So thinking about my previous post and considering what we have recently been through with her parents, my wife and I need to take a look at our own situation. Seems like a good place to start is with an honest assessment of health and health care needs (reality), followed by dreams and desires for our future, and time. I think I’ll start with time.
Hyrum Smith, of Franklin Planner fame once said, “We have all the time there is!” It’s true, but his point was that it’s entirely up to each of us how we use that time, hopefully to do those things that are most important to us. I met Hyrum at an Executive Excellence seminar back in 1985 and he told some great stories about managing time. One of my favorites was about his mother who decided at the age of 62 to go back to college and complete a degree. Her friend questioned her plan and said, “But you’ll be 65 when you finish!” Her response, “I’ll be 65 anyway!”
Exactly! Not one of us knows how much time he has left, and many of us let life pass us by while making other plans. Too many of us don’t spend enough of our time actually living, loving, sharing, and enjoying life, and shame on us for that. I’m sure that’s not God’s plan for us. I want to use my time wisely, but always with the realization that this could be my last day so my goal should be to live it well.
It’s a desire of mine to live well into my eighties and maybe even reach my nineties; but frankly, I’m a 63 year old overweight man, borderline diabetic with metabolic syndrome, heart arrhythmia, and coronary artery disease. I’m taking medication to manage cholesterol, glucose, hormones, and heart function. I’m working on lifestyle changes to mitigate or correct these health issues; but it’s likely considering my current health and my family history that I will need assistance with living at some point.
One of my dreams, owning a ten acre hobby farm in the country a half hour from the nearest hospital, is probably not a wise choice of lifestyle for me, but it could work and maybe even contribute to an improved health outlook. It’s been a dream of mine to build and live in an energy efficient home my wife and I custom designed for us. It’s also been a dream of mine to live in a home that would welcome grandchildren and other family visitors with enough space for large family get-togethers. Those dreams require a physically able person or couple to maintain the home and grounds. For a time we can handle that. However, over the long term, if I’m to achieve those dreams, my health needs imply that I have enough financial resources to arrange for in-home assistance with living, and for hired help in maintaining the place.

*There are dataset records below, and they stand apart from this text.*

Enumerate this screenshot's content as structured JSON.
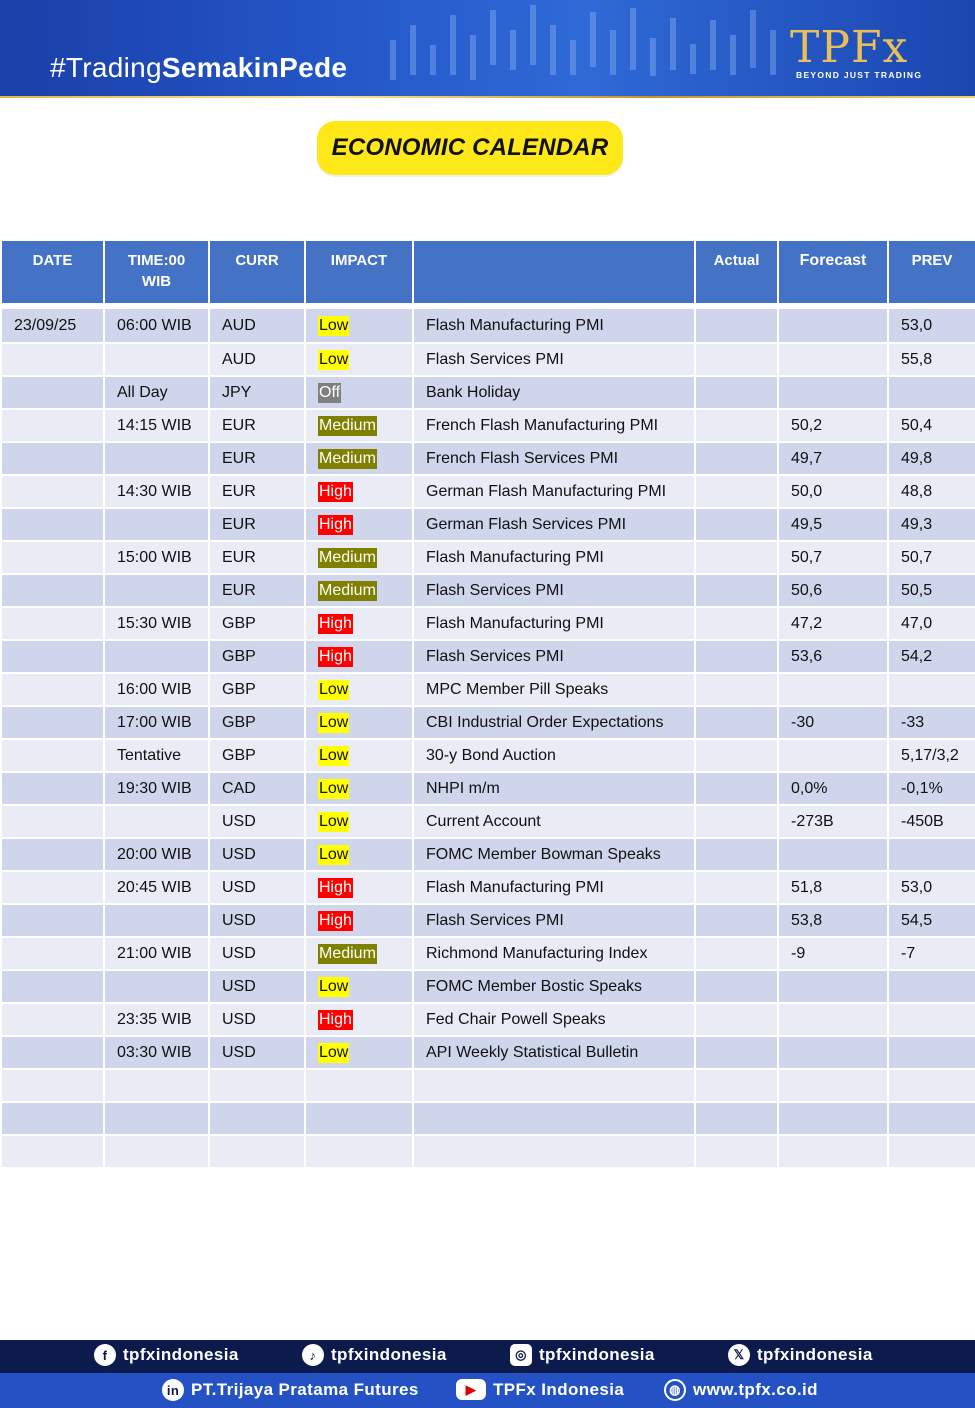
{
  "header": {
    "hashtag_prefix": "#Trading",
    "hashtag_bold": "SemakinPede",
    "logo_text": "TPFx",
    "logo_tagline": "BEYOND JUST TRADING"
  },
  "title": "ECONOMIC CALENDAR",
  "table": {
    "headers": {
      "date": "DATE",
      "time_line1": "TIME:00",
      "time_line2": "WIB",
      "curr": "CURR",
      "impact": "IMPACT",
      "event": "",
      "actual": "Actual",
      "forecast": "Forecast",
      "prev": "PREV"
    },
    "rows": [
      {
        "date": "23/09/25",
        "time": "06:00 WIB",
        "curr": "AUD",
        "impact": "Low",
        "event": "Flash Manufacturing PMI",
        "actual": "",
        "forecast": "",
        "prev": "53,0"
      },
      {
        "date": "",
        "time": "",
        "curr": "AUD",
        "impact": "Low",
        "event": "Flash Services PMI",
        "actual": "",
        "forecast": "",
        "prev": "55,8"
      },
      {
        "date": "",
        "time": "All Day",
        "curr": "JPY",
        "impact": "Off",
        "event": "Bank Holiday",
        "actual": "",
        "forecast": "",
        "prev": ""
      },
      {
        "date": "",
        "time": "14:15 WIB",
        "curr": "EUR",
        "impact": "Medium",
        "event": "French Flash Manufacturing PMI",
        "actual": "",
        "forecast": "50,2",
        "prev": "50,4"
      },
      {
        "date": "",
        "time": "",
        "curr": "EUR",
        "impact": "Medium",
        "event": "French Flash Services PMI",
        "actual": "",
        "forecast": "49,7",
        "prev": "49,8"
      },
      {
        "date": "",
        "time": "14:30 WIB",
        "curr": "EUR",
        "impact": "High",
        "event": "German Flash Manufacturing PMI",
        "actual": "",
        "forecast": "50,0",
        "prev": "48,8"
      },
      {
        "date": "",
        "time": "",
        "curr": "EUR",
        "impact": "High",
        "event": "German Flash Services PMI",
        "actual": "",
        "forecast": "49,5",
        "prev": "49,3"
      },
      {
        "date": "",
        "time": "15:00 WIB",
        "curr": "EUR",
        "impact": "Medium",
        "event": "Flash Manufacturing PMI",
        "actual": "",
        "forecast": "50,7",
        "prev": "50,7"
      },
      {
        "date": "",
        "time": "",
        "curr": "EUR",
        "impact": "Medium",
        "event": "Flash Services PMI",
        "actual": "",
        "forecast": "50,6",
        "prev": "50,5"
      },
      {
        "date": "",
        "time": "15:30 WIB",
        "curr": "GBP",
        "impact": "High",
        "event": "Flash Manufacturing PMI",
        "actual": "",
        "forecast": "47,2",
        "prev": "47,0"
      },
      {
        "date": "",
        "time": "",
        "curr": "GBP",
        "impact": "High",
        "event": "Flash Services PMI",
        "actual": "",
        "forecast": "53,6",
        "prev": "54,2"
      },
      {
        "date": "",
        "time": "16:00 WIB",
        "curr": "GBP",
        "impact": "Low",
        "event": "MPC Member Pill Speaks",
        "actual": "",
        "forecast": "",
        "prev": ""
      },
      {
        "date": "",
        "time": "17:00 WIB",
        "curr": "GBP",
        "impact": "Low",
        "event": "CBI Industrial Order Expectations",
        "actual": "",
        "forecast": "-30",
        "prev": "-33"
      },
      {
        "date": "",
        "time": "Tentative",
        "curr": "GBP",
        "impact": "Low",
        "event": "30-y Bond Auction",
        "actual": "",
        "forecast": "",
        "prev": "5,17/3,2"
      },
      {
        "date": "",
        "time": "19:30 WIB",
        "curr": "CAD",
        "impact": "Low",
        "event": "NHPI m/m",
        "actual": "",
        "forecast": "0,0%",
        "prev": "-0,1%"
      },
      {
        "date": "",
        "time": "",
        "curr": "USD",
        "impact": "Low",
        "event": "Current Account",
        "actual": "",
        "forecast": "-273B",
        "prev": "-450B"
      },
      {
        "date": "",
        "time": "20:00 WIB",
        "curr": "USD",
        "impact": "Low",
        "event": "FOMC Member Bowman Speaks",
        "actual": "",
        "forecast": "",
        "prev": ""
      },
      {
        "date": "",
        "time": "20:45 WIB",
        "curr": "USD",
        "impact": "High",
        "event": "Flash Manufacturing PMI",
        "actual": "",
        "forecast": "51,8",
        "prev": "53,0"
      },
      {
        "date": "",
        "time": "",
        "curr": "USD",
        "impact": "High",
        "event": "Flash Services PMI",
        "actual": "",
        "forecast": "53,8",
        "prev": "54,5"
      },
      {
        "date": "",
        "time": "21:00 WIB",
        "curr": "USD",
        "impact": "Medium",
        "event": "Richmond Manufacturing Index",
        "actual": "",
        "forecast": "-9",
        "prev": "-7"
      },
      {
        "date": "",
        "time": "",
        "curr": "USD",
        "impact": "Low",
        "event": "FOMC Member Bostic Speaks",
        "actual": "",
        "forecast": "",
        "prev": ""
      },
      {
        "date": "",
        "time": "23:35 WIB",
        "curr": "USD",
        "impact": "High",
        "event": "Fed Chair Powell Speaks",
        "actual": "",
        "forecast": "",
        "prev": ""
      },
      {
        "date": "",
        "time": "03:30 WIB",
        "curr": "USD",
        "impact": "Low",
        "event": "API Weekly Statistical Bulletin",
        "actual": "",
        "forecast": "",
        "prev": ""
      },
      {
        "date": "",
        "time": "",
        "curr": "",
        "impact": "",
        "event": "",
        "actual": "",
        "forecast": "",
        "prev": ""
      },
      {
        "date": "",
        "time": "",
        "curr": "",
        "impact": "",
        "event": "",
        "actual": "",
        "forecast": "",
        "prev": ""
      },
      {
        "date": "",
        "time": "",
        "curr": "",
        "impact": "",
        "event": "",
        "actual": "",
        "forecast": "",
        "prev": ""
      }
    ]
  },
  "footer": {
    "facebook": "tpfxindonesia",
    "tiktok": "tpfxindonesia",
    "instagram": "tpfxindonesia",
    "x": "tpfxindonesia",
    "linkedin": "PT.Trijaya Pratama Futures",
    "youtube": "TPFx Indonesia",
    "website": "www.tpfx.co.id"
  },
  "colors": {
    "header_blue": "#4472c4",
    "row_dark": "#cfd5ea",
    "row_light": "#e9ebf5",
    "impact_low": "#ffff00",
    "impact_medium": "#808000",
    "impact_high": "#ff0000",
    "impact_off": "#7f7f7f",
    "title_yellow": "#ffe81a",
    "footer_dark": "#0d1b4c",
    "footer_blue": "#2452c4"
  },
  "icons": [
    "facebook-icon",
    "tiktok-icon",
    "instagram-icon",
    "x-icon",
    "linkedin-icon",
    "youtube-icon",
    "globe-icon"
  ]
}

I’d also like to canoe or kayak, hike, bike, and write more, as well as camp, travel and be able to visit my children and grandchildren wherever they decide to settle. The latter three suggest some sort of RV living in my future. My wife and I have been campers for over forty years, the RV of choice being a pop-up camper. But I wouldn’t relish the thought of living in an RV for months on end. I think I’d prefer four to six week stretches of travel, returning to home base after each trip. Having the flexibility to travel and exercise like this suggests a trade-off with time required for home and grounds maintenance, hence my wife’s inclination toward condominium living.
What’s this assessment telling me? Well, maybe a nice sized condo with ample room for visitors and family get-togethers, decent parking, and access to local park and trail systems might be a reasonable compromise (see Sweetie, I’m getting there). What’s interesting about the condo idea is that many transitional living facilities present condo style living as their approach to “independent living” and the entry point to transitional living options. In other words, when you’re in independent living you’re in the system and have top priority for moves to assisted living and nursing care as the need arises.
Ouch, this all seems like quite enough to consider for one post; so for now, that’s what’s in the mental hopper. Besides, I probably better clue my wife in to all this pondering, she’ll need to catch up … hmmm … or maybe I’m finally catching up with her!